Como se lê em depoimentos desta publicação, fornecidos por pessoas que testemunharam a obra e suas conseqüências, a Ponte da Amizade foi o primeiro grande passo da região das três fronteiras no sentido de romper limitações que a mantinham no atraso. 

Em 29 de maio de 1956, os governos do Brasil e do Paraguai assinaram acordo para a construção de uma ponte sobre o rio Paraná, que seria batizada de Ponte da Amizade, e em 14 de novembro no mesmo ano foi formada a comissão Especial encarregada da execução da obra, sob a chefia do engenheiro Almyr França. Sua localização foi definida a partir da seleção de cinco pontos. 



Definido o local, iniciaram-se os estudos e sondagens no fundo do rio, e já nessa tarefa aconteceria uma tragédia. Em fevereiro de 1957, o barco em que uma equipe fazia sondagens no centro do leito do rio afundou e o engenheiro Tasso Costa Rodrigues morreu afogado, enquanto os outros componentes se salvaram milagrosamente. 

Para não prejudicar a navegação, a ponte teria que ter vão livre de no mínimo 18 metros acima do nível da água em momentos de maior cheia.
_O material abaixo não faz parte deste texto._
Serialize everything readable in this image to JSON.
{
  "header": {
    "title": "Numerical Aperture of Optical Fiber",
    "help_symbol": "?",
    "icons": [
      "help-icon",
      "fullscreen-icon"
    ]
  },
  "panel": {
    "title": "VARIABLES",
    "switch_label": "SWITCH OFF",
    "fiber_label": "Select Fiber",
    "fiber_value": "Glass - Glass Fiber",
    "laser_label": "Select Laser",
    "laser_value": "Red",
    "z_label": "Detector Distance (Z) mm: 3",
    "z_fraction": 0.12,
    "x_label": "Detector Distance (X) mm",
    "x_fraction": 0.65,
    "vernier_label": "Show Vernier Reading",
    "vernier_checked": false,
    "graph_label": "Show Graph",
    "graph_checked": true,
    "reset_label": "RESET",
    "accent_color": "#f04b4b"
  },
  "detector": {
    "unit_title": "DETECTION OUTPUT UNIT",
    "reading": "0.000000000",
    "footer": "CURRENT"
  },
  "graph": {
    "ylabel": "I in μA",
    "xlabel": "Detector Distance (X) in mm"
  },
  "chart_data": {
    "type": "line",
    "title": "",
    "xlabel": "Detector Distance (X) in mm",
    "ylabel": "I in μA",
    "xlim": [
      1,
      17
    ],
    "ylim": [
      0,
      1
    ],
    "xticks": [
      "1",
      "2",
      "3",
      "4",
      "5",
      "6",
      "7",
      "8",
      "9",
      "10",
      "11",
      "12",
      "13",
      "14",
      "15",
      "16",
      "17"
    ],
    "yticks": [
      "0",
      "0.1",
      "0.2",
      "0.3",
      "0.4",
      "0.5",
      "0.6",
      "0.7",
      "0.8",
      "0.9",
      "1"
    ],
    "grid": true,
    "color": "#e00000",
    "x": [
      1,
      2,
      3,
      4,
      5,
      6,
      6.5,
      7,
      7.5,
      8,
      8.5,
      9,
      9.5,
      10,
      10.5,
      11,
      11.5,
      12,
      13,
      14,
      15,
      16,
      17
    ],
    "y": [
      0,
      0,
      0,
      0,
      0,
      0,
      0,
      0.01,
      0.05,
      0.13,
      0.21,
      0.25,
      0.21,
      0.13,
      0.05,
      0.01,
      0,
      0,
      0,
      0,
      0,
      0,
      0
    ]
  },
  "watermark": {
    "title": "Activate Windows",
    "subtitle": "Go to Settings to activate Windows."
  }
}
Informações colhidas em registros históricos e testemunhos vivos chegaram à notícia de que a maior cheia havia acontecido em 1905, quando as águas subiram 30 metros acima do nível normal. 
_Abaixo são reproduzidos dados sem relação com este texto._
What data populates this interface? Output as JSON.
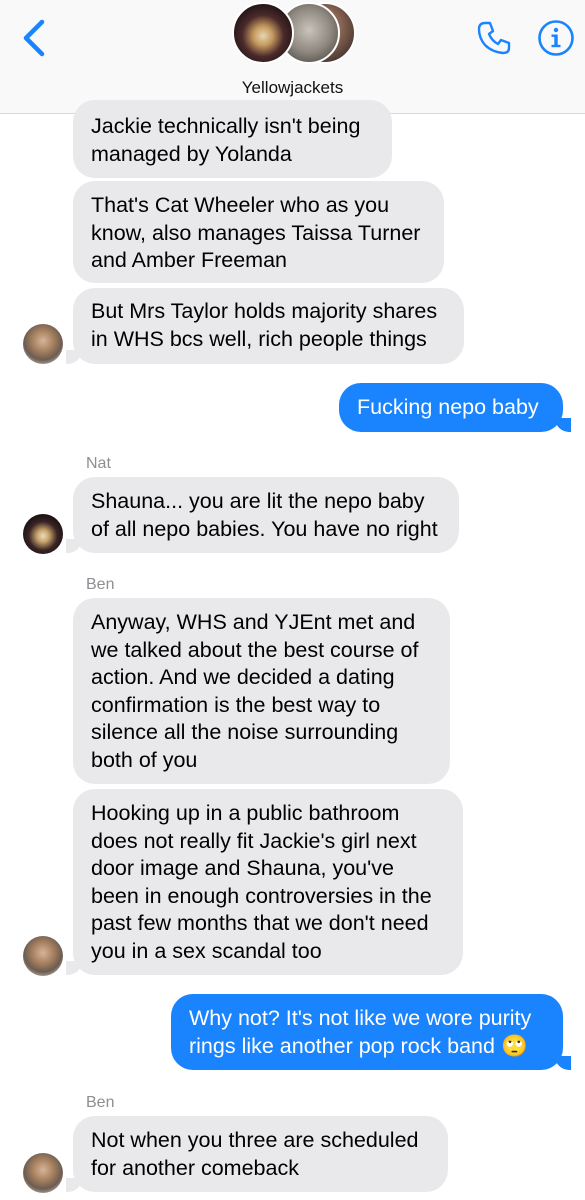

Desse dado resultou que a ponte devia ter 77 metros de altura a partir do fundo do rio e 32 metros acima do nível de água quando das maiores cheias. Para isso, foi projetada uma ponte com 553 metros de comprimento, sustentada sobre arco com vão livre de 290 metros.

No pico das obras, a construção empregou mil homens, em sua maioria instalados em casas especialmente construídas no local. A obra consumiu 43.000 m3 de concreto, 14.000 toneladas de cimento, 2.900 toneladas de aço, madeira para 120.000 m2 de formas, escoras e andaimes, num total de 6.000 m3, 50 toneladas de pregos, 12.000 toneladas de parafusos, 33 toneladas de arame e 1.300 toneladas de aço em laminados, cabos, rebites e parafusos de alta tensão para a peça metálica do cimbre (Armação que serve de molde e suporte a arcos e abóbadas durante sua construção, e que após é retirada). 

Para abastecimento com água potável foi perfurado poço artesiano de 117 metros de profundidade. E a água para a concretagem era captada num córrego. Foi necessário desmatar área de 14 hectares e realizar 139.000 metros de terraplanagem. 

Para a britagem foi instalada britadeira com capacidade de produzir 100m3 de cascalho por dia no próprio local de obra. A areia era retida do próprio leito do rio e a madeira era obtida em serrarias da região. O cimento era buscado em Curitiba e São Paulo. Estruturas e materiais metálicos eram buscados em São Paulo, Volta Redonda e Rio de janeiro. 

O canteiro de obras estava equipado, ainda, com compressores, oficina mecânica, posto de combustível, gerador de eletricidade movido a óleo diesel, laboratório de análise e controle de materiais, escritórios, depósitos, serraria e ônibus para transporte de operários e seus filhos para as escolas da cidade.
O grande desafio era a edificação do imenso arco de sustentação da ponte, e ele foi entregue à Companhia Siderúrgica Nacional, de Volta Redonda.

A empresa montou um combre metálico de 157,3 metros de comprimento com 1.200 toneladas de aço. A estrutura saiu aos pedaços de Volta Redonda, distante. 1.700 quilômetros do seu destino, o que apresentou outro grande desafio - o seu transporte, feito por carretas numa autêntica façanha do Departamento Nacional de Estradas de Rodagem. 

Inaugurada em 1965 pelos presidentes Castelo Branco, do Brasil e Alfredo Stroessner, do Paraguai, a Ponte da Amizade foi fator decisivo de atração de investimentos e negócios entre os dois países. Foi, por exemplo, fator decisivo para o surgimento de um fortíssimo comércio exportador de Foz do Iguaçu. E para o Paraguai teve a importância que significou simplesmente o nascimento da cidade de Puerto Stroessner, hoje Ciudad del Este, o segundo maior centro urbano daquele país.